Most were there for the excitement, others longing for the validation that goes with backing a winner; many looking a food money to carry home, almost all either unemployed and dependent or, at best, doing a little hustling, probably at less than minimum wage return.
On the roads to the nomination centre, we passed the others - jaws set with cynicism, opting out of the political process, many sneering at what they consider the futility of the hoop-la.
Who is going to feed these people? Can the system of government, of economy, which we practise, ever meet their expectations for good education and training, work, a house to live in and reasonable physical and social security? I wondered, trying to catch up with the dizzy, earnest, surging crowd following their leaders.
The reality is that whoever wins the three seats which are in contest, whatever the balance in Gordon House, life is going to be substantially unchanged for those crowds. Disappointment for them is inevitable. The victors will try to do good things for their constituents, but with limited effect.
Unless we change our entire approach to political economy, growth will be fitful and good new jobs slow in coming. The divisive and personalist politics, evident again in this minor contest, is so toxic and corrosive of trust that the revival of national spirit, so essential for the foundation of prosperity, will continue to elude us.
By contrast, what would it be like if the energy of Nomination Day and the diligent purposefulness of campaigning, ongoing at least in St Mary, were to be applied in that constituency and nationwide, to ensure, for example, full attendance in school, complete public sanitation and, dare we even to think it, massive agricultural production and work for all?
FIGHTING THE WRONG BATTLES
We are fighting the wrong political battles.
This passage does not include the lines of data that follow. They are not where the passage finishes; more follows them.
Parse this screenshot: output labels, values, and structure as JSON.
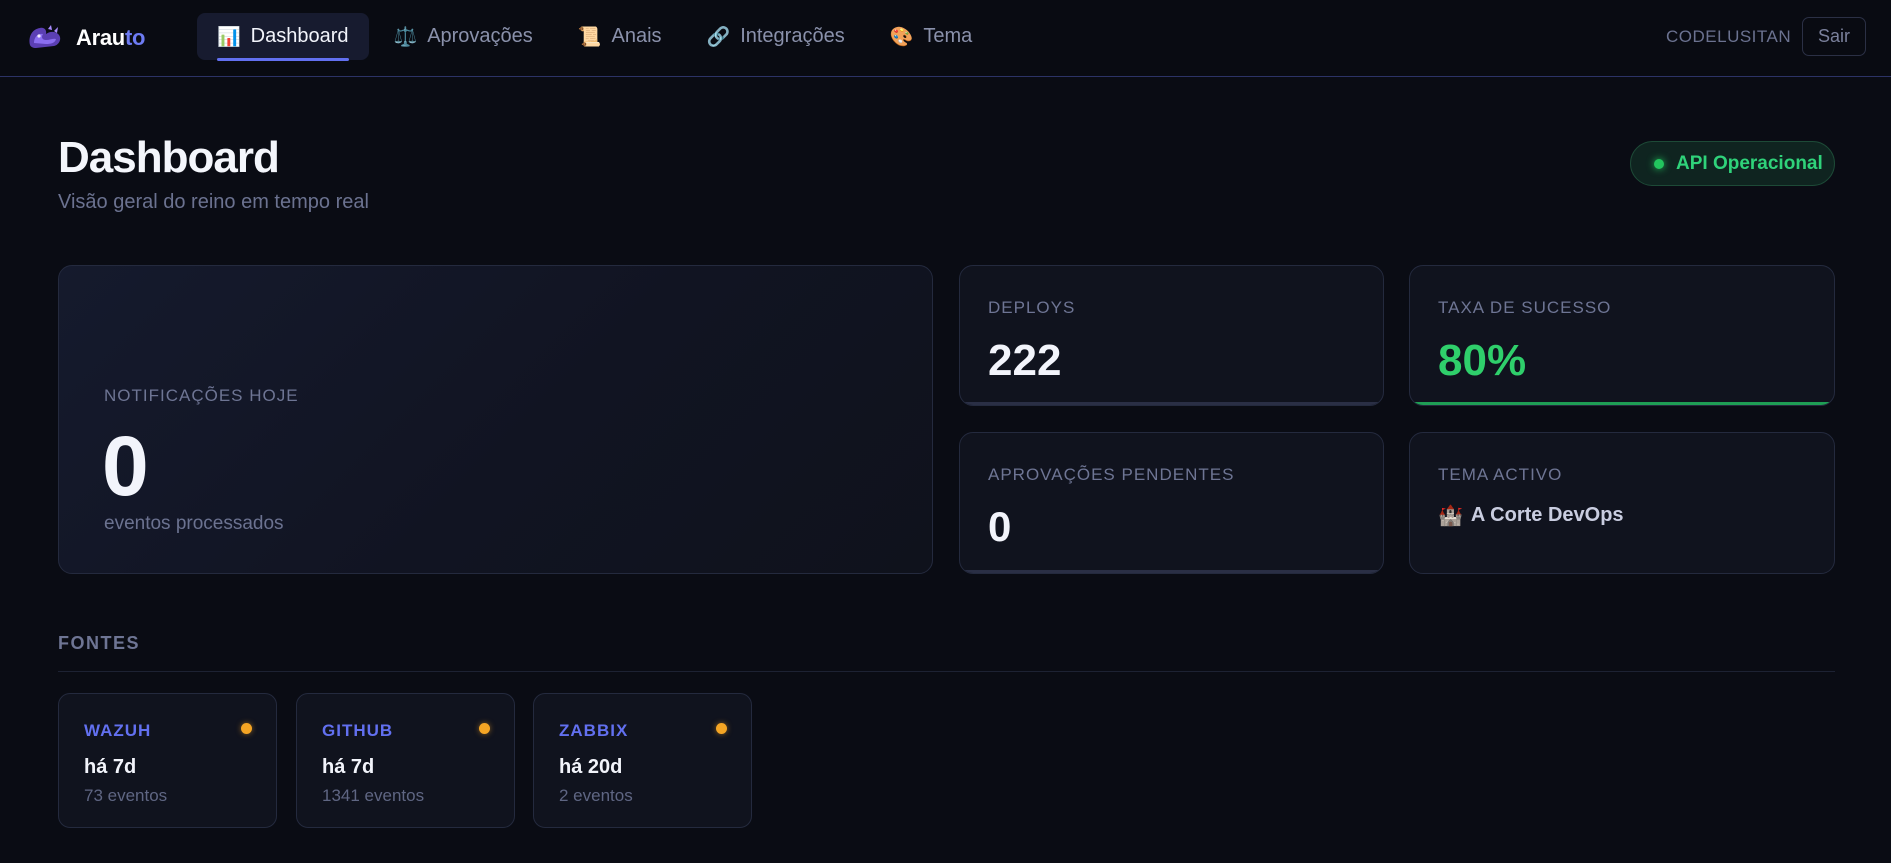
{
  "app": {
    "name_part1": "Arau",
    "name_part2": "to"
  },
  "nav": {
    "tabs": [
      {
        "icon": "📊",
        "label": "Dashboard",
        "active": true
      },
      {
        "icon": "⚖️",
        "label": "Aprovações"
      },
      {
        "icon": "📜",
        "label": "Anais"
      },
      {
        "icon": "🔗",
        "label": "Integrações"
      },
      {
        "icon": "🎨",
        "label": "Tema"
      }
    ],
    "user": "CODELUSITAN",
    "logout_label": "Sair"
  },
  "header": {
    "title": "Dashboard",
    "subtitle": "Visão geral do reino em tempo real",
    "api_status": "API Operacional",
    "api_color": "#22c55e"
  },
  "stats": {
    "notifications": {
      "label": "NOTIFICAÇÕES HOJE",
      "value": "0",
      "sub": "eventos processados"
    },
    "deploys": {
      "label": "DEPLOYS",
      "value": "222"
    },
    "success_rate": {
      "label": "TAXA DE SUCESSO",
      "value": "80%",
      "color": "#2fcf6b"
    },
    "pending": {
      "label": "APROVAÇÕES PENDENTES",
      "value": "0"
    },
    "theme": {
      "label": "TEMA ACTIVO",
      "icon": "🏰",
      "value": "A Corte DevOps"
    }
  },
  "sources": {
    "title": "FONTES",
    "items": [
      {
        "name": "WAZUH",
        "ago": "há 7d",
        "events": "73 eventos",
        "status_color": "#f5a524"
      },
      {
        "name": "GITHUB",
        "ago": "há 7d",
        "events": "1341 eventos",
        "status_color": "#f5a524"
      },
      {
        "name": "ZABBIX",
        "ago": "há 20d",
        "events": "2 eventos",
        "status_color": "#f5a524"
      }
    ]
  }
}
Instead of swallowing our largely contrived partisan spit and struggling together against idleness, corruption and moral lowlife, we are contending mightily and expensively (check the ongoing second iteration of the bushing scandal and Warmington's truthful disclosure of current political philosophy) about who will be first in Jah's wasting kingdom.
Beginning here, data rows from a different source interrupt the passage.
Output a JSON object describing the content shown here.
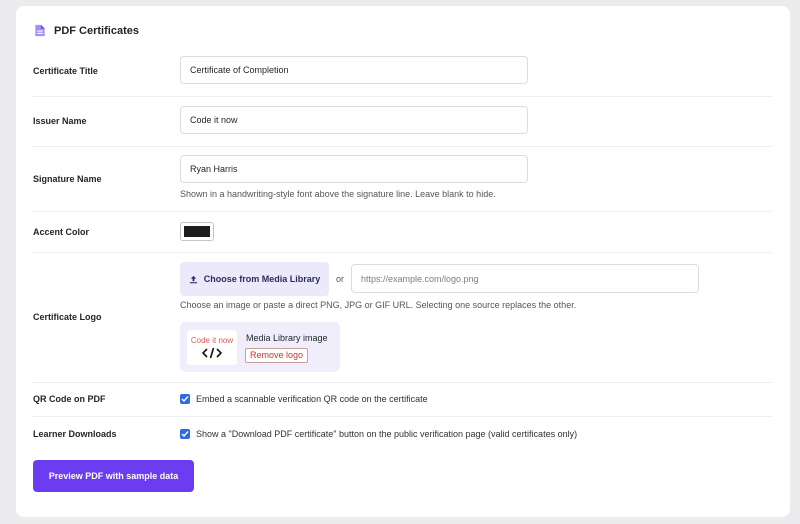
{
  "section": {
    "title": "PDF Certificates",
    "icon": "document-icon",
    "accent": "#7c5cf0"
  },
  "fields": {
    "certificate_title": {
      "label": "Certificate Title",
      "value": "Certificate of Completion"
    },
    "issuer_name": {
      "label": "Issuer Name",
      "value": "Code it now"
    },
    "signature_name": {
      "label": "Signature Name",
      "value": "Ryan Harris",
      "help": "Shown in a handwriting-style font above the signature line. Leave blank to hide."
    },
    "accent_color": {
      "label": "Accent Color",
      "value": "#1d1d1f"
    },
    "certificate_logo": {
      "label": "Certificate Logo",
      "media_button": "Choose from Media Library",
      "or": "or",
      "url_placeholder": "https://example.com/logo.png",
      "help": "Choose an image or paste a direct PNG, JPG or GIF URL. Selecting one source replaces the other.",
      "preview": {
        "brand_text": "Code it now",
        "media_label": "Media Library image",
        "remove_label": "Remove logo"
      }
    },
    "qr_code": {
      "label": "QR Code on PDF",
      "checked": true,
      "text": "Embed a scannable verification QR code on the certificate"
    },
    "learner_downloads": {
      "label": "Learner Downloads",
      "checked": true,
      "text": "Show a \"Download PDF certificate\" button on the public verification page (valid certificates only)"
    }
  },
  "actions": {
    "preview_label": "Preview PDF with sample data",
    "preview_color": "#6b3cf0"
  },
  "colors": {
    "checkbox": "#2f6be0",
    "media_button_bg": "#ece9fb",
    "logo_preview_bg": "#f1eefc",
    "remove_text": "#c0392b"
  }
}
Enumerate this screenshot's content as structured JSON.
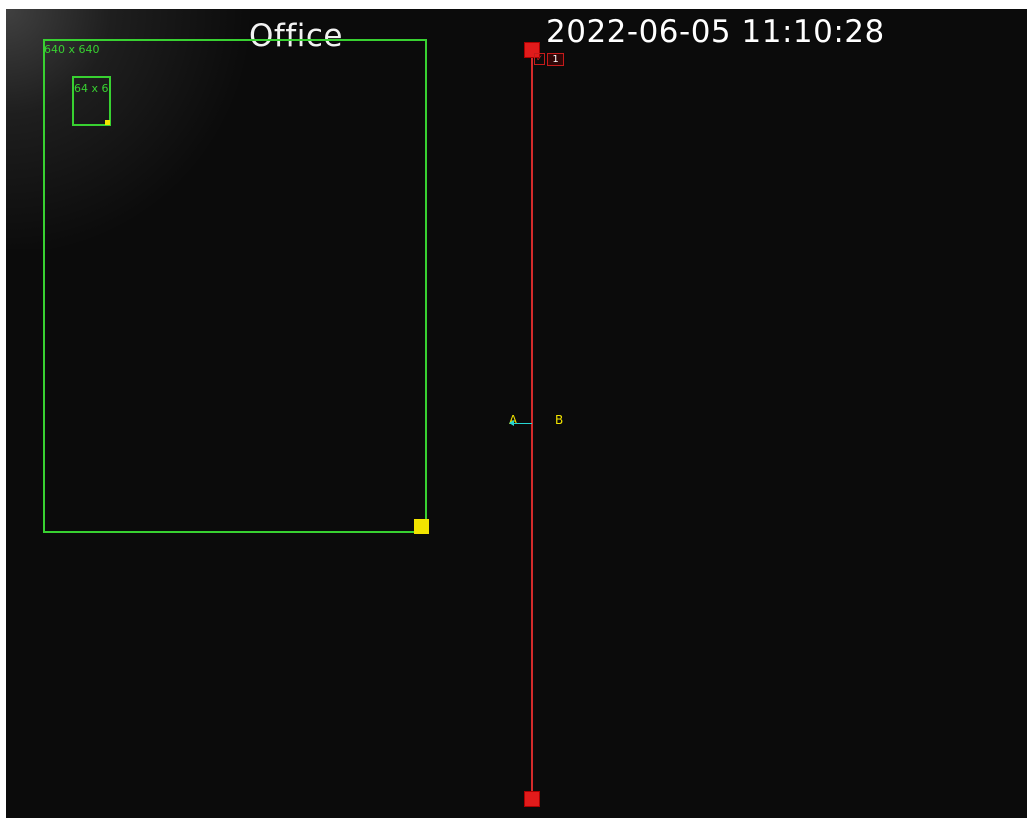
{
  "osd": {
    "title": "Office",
    "timestamp": "2022-06-05 11:10:28"
  },
  "detection": {
    "max_box": {
      "label": "640 x 640"
    },
    "min_box": {
      "label": "64 x 6"
    }
  },
  "line_crossing": {
    "rule_index": "1",
    "check_mark": "✓",
    "side_a": "A",
    "side_b": "B"
  },
  "colors": {
    "box": "#38d131",
    "line": "#d42b2b",
    "handle": "#f2e400",
    "arrow": "#27d7d3"
  },
  "icons": {
    "resize_handle": "square",
    "line_endpoint": "square",
    "direction": "arrow-left"
  }
}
With the country teetering once again on the edge of recession, the major discourse should be about the national effort needed to get back on track towards the seven to 10 per cent annual growth to which we should be aspiring. Since we can run faster than anyone else in the world, we should be able to outproduce them in at least some areas of goods and services.
Are we any less bright than the Chinese? Ambassador Nu tells us the obvious - that the Chinese workers are disciplined - with the unspoken but obvious adverse comparison to our work ethic. What are we going to do about this embarrassing fact of life? All this while we ignore the above and spend the week arguing about Dunn's military record and Alexis' citizenship sans any real debate as to how either intends to lead the constituency forward.
Jamaica is not short of money to transform the economy. We are short of political will to trouble the waters of gross inequality and productive cramp. Just contrast what we are spending on allowances for public servants with what we allocate for capital improvements. Another instance, look at what we continue to do with the liberalised foreign exchange market which we have used to fuel and elevate consumerism over productivity. Until now, the binge of motor vehicle purchases have rendered the very convenience and luxury we sought, ambushed by congestion, road rage and rising gas prices.
Public service in any of many forms continues to be an allurement for the best of our citizens. The more you prize your own humanity, you will strive for the opportunity of quality life for all others. This objective is so noble that disappointment is acute when the endeavour is trivialised by chronic divisiveness. The cry then is for transformational leaders who define their true purpose, not in terms of their own popularity, but by their ability to revive and strengthen the national spirit.
Isn't that the cause to which the celebration of the national heroes should lead us?